To ease the debugging process, the file processing library uses custom exceptions and logging to pinpoint errors. These tools are documented below.

Directory Class#

The Directory report generators are highly robust as they have a try... catch... handler to report files that failed to process. Therefore, the program is fault-tolerant against corrupted files, unsupported extensions, temporary files, and files that are currently in use. However, the code will crash if the csv report is currently open in another program. Therefore, it is essential to close the CSV if it is in use prior to generating a new report.

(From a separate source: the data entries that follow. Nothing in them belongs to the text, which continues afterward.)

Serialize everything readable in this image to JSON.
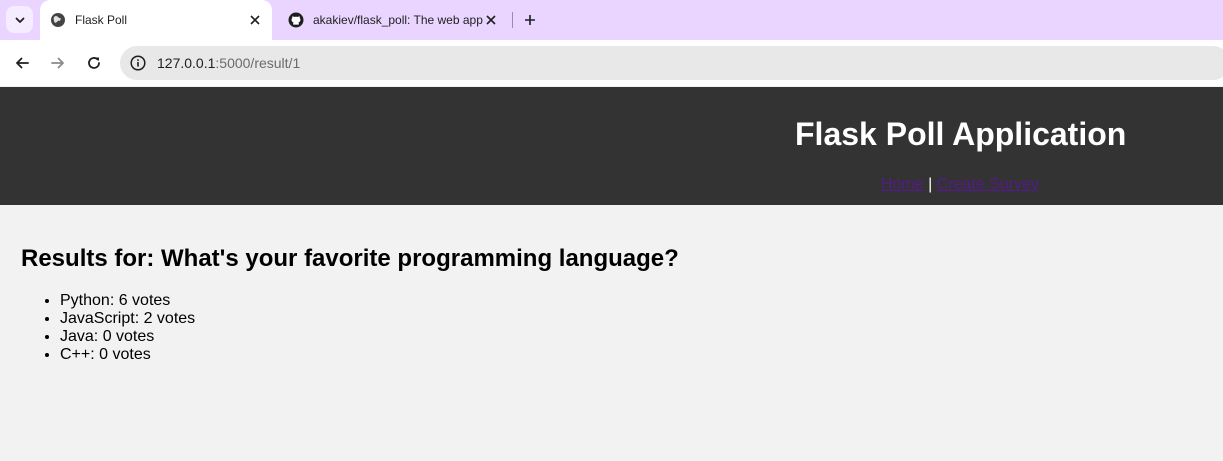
{
  "browser": {
    "tabs": [
      {
        "title": "Flask Poll",
        "active": true,
        "favicon": "globe-icon"
      },
      {
        "title": "akakiev/flask_poll: The web app",
        "active": false,
        "favicon": "github-icon"
      }
    ],
    "address": {
      "host": "127.0.0.1",
      "path": ":5000/result/1"
    },
    "colors": {
      "tabstrip": "#e9d5ff",
      "omnibox": "#e8e8e8"
    }
  },
  "site": {
    "title": "Flask Poll Application",
    "nav": {
      "home": "Home",
      "separator": "|",
      "create": "Create Survey"
    },
    "colors": {
      "header_bg": "#333333",
      "link": "#551a8b",
      "page_bg": "#f2f2f2"
    }
  },
  "results": {
    "heading": "Results for: What's your favorite programming language?",
    "items": [
      "Python: 6 votes",
      "JavaScript: 2 votes",
      "Java: 0 votes",
      "C++: 0 votes"
    ]
  }
}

EmptySelection error: This happens when the target directory or filtered selection is empty
FilePermissionError: This happens when the output CSV is currently open in another program

Logging#

The Directory class also has logging capabilities to record the file that is currently being processed (logging.INFO), as well as files that fail to process (logging.ERROR). This is helpful for identifying the source of failure and how far the code got into execution before failing. To access logs, insert this code before the report generation code:

Code

The Python logging extension is imported and the logging level is set to ERROR, so all files that failed to process are shown. See more examples here

import logging

logger = logging.getLogger()
logger.setLevel(logging.ERROR)  # or logging.INFO
...

Output

Files that failed to process due to various errors are shown below. In this case, these failures are caused by corruption errors.

File Class#

Most of the errors are concentrated in the processing of the File class:

FileProcessingFailedError: This is a general error for any issues found during processing. The input file is most likely corrupted. Having open_file=False is a workaround for this, but the code will only extract generic file data (ex. file name, modification time).
FileCorruptionError: The input file is corrupted so file-specific metadata cannot be extracted. This is an exclusive error for Microsoft Office file types (docx, pptx, xlsx).
OCRProcessingError: Pytesseract library fails to process the given image or PDF. Try to open the file manually to confirm the file is readable. The worst case is that the image needs to be re-created by screenshotting the original file and saving it into another file.
NotOCRApplicableError: use_ocr=True is used on a non-applicable file extension. The supported extensions are: pdf, jpeg, jpg, png, gif, tiff, tif.
TranscriptionProcessingError: Whisper library fails to process the given audio file. Try to open the file manually to confirm the file is readable. It may be an issue on Whisper’s end.
NotTranscriptionApplicableError: use_transcription=True is used on a non-applicable file extension. The supported extensions are: mp3, wav, mp4, flac, aiff, ogg.
TesseractNotFound: Tesseract is not installed or not added to the correct path (C:/Users/USERNAME/AppData/Local/Programs/Tesseract-OCR/tesseract.exe).
NotDocumentBasedFile: Non-document files (ie files without the ‘text’ field) are compared via Cosine or Levenshtein.